There are plenty of graphs, and the data breaks down through several layers, letting you look through weeks and months of data.
You can see light and heavy periods of sleep, graphs of when you move and don’t move in the day, and there are areas you likely won’t even touch just using the Vivofit (you can pare down the app if you find this distracting).
However, it’s not as pretty, friendly or fun as the app interfaces of Fitbit or Jawbone. If those platforms are like lifestyle coaches who offer free mindfulness meditation lessons and bang on about this great breakfast smoothie recipe you just have to try, Garmin Connect is more like a drill sergeant who pulls up pie charts to show how you’re doing life wrong.
Of course, much of this is about presentation and the Vivofit is a tracker you can use almost independently of the app.

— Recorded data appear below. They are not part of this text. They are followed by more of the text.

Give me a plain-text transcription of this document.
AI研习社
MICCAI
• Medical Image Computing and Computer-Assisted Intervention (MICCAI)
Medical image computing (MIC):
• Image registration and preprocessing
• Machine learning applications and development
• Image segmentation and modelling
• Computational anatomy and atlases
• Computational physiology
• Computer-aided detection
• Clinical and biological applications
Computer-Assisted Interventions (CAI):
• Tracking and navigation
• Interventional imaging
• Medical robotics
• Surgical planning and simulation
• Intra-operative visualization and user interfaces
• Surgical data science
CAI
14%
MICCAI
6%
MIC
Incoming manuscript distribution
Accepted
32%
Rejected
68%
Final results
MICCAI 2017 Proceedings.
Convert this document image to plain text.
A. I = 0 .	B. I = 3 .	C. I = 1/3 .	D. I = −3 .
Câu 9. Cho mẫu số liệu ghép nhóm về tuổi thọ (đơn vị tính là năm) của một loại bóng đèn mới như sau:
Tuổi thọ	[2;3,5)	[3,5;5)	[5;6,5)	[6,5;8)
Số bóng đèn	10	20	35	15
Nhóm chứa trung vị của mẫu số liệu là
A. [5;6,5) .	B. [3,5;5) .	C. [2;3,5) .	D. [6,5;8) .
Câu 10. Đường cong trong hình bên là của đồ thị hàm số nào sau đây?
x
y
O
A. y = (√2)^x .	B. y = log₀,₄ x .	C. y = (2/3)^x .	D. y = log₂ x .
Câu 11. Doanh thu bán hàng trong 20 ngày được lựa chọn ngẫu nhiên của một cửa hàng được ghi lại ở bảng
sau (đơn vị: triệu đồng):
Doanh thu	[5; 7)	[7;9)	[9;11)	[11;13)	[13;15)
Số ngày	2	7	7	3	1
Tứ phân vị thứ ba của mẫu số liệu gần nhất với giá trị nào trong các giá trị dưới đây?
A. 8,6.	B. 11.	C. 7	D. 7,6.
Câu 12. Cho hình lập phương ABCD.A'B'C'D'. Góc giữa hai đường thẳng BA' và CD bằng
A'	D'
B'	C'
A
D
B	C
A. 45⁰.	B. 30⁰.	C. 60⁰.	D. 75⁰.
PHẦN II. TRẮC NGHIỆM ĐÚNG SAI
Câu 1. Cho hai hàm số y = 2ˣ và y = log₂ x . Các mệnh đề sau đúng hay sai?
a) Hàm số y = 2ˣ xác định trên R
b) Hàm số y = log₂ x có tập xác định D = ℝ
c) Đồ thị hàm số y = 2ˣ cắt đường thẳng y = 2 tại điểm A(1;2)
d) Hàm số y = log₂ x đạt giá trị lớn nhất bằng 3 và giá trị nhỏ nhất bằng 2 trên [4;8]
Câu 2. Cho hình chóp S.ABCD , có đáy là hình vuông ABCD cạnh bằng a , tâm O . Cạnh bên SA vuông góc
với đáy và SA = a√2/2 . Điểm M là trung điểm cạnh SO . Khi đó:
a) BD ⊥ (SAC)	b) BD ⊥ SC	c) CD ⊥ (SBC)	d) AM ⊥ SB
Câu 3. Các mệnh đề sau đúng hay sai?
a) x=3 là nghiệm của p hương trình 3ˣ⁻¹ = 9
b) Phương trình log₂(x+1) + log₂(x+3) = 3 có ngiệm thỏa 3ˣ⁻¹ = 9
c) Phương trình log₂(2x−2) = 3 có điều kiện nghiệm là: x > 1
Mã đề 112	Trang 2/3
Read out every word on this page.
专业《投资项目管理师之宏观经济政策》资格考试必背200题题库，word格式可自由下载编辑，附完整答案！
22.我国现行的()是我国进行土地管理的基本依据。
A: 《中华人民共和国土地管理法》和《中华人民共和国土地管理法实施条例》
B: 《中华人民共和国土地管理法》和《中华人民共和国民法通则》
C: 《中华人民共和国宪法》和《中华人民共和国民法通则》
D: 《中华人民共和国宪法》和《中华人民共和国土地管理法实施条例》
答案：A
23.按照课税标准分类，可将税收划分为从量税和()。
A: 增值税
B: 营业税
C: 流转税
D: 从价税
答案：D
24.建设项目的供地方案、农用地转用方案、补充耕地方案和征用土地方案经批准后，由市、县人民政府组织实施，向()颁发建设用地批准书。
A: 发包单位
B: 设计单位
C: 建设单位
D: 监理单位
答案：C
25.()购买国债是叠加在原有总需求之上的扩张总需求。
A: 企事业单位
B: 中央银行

Garmin Connect also offers daily steps challenges and lets you create your own challenges you can rope friends into, but it doesn’t nail this social angle as well as some of the fluffier trackers.
We’re assuming most people will buy a Vivofit 3 looking for a light and low-fuss way to track their steps on a daily basis, given a non-GPS watch just isn’t a great way to track runs accurately.
However, there is scope for more as the Vivofit 3 can hook up to an ANT+ heart rate sensor, and both log the data in the Connect app and display it on-screen if you like.
But back to the niggles: we find the sync process is not 100% reliable. About 30-40% of the time the Vivofit fails to sync, meaning you have to make a second (or third) attempt.
We didn’t find this too annoying in reality, and the Vivofit will store “up to four weeks” of data before it starts deleting the old stuff from its memory banks. But this isn’t the best tracker if you want to look at the app several times a day.
- Year-long life
- You can't charge it
- Battery is easy and cheap to replace
We have reservations, then, but after tweaking the display to our liking and getting used to the slightly lumpy design, we found the Vivofit 3 extremely easy to get along with.
You don’t recharge the Vivofit 3, for example. While we can’t tell you exactly how long the battery lasts, as it’s still going, Garmin says it’ll hold out for up to a year. It uses a CR1632 battery, available for $2 (£2, AU$3) a pop or less online, and you can replace the battery yourself as long as you have the right tiny crosshead screwdriver at home.
We opened up the Vivofit 3 to see how tricky replacing the battery is, and it couldn’t be much simpler. The battery compartment is isolated from the other components, so you’re not at risk of destroying the thing, and it looks like you should be able to keep the water resistance intact too as it uses a conventional rubbery seal.
The Garmin Vivofit 3 has two great features. First, its battery life is unbeatable at up to a year. An always-on screen that’s very clear in daylight also makes this a much better watch than most other fitness trackers.
That may be enough to seal the deal for some of you. However, it’s also not that pretty, can’t handle phone notifications and its software isn’t the most fun to use.
Who's this for?
The Garmin Vivofit 3 is for those who primarily want to track their steps and are just dipping their toes into fitness tracking in an affordable way.
The long battery life makes it almost hassle-free, and the $100 (£90, AU$159) price is about right for a basic tracker, but runners and cyclists should look elsewhere, as should anyone who wants smartwatch functionality.
Should you buy it?
But if you’re just after a simple fitness tracker that you don’t have to recharge, and don't mind its limited features and style, the Vivofit 3 is a great buy.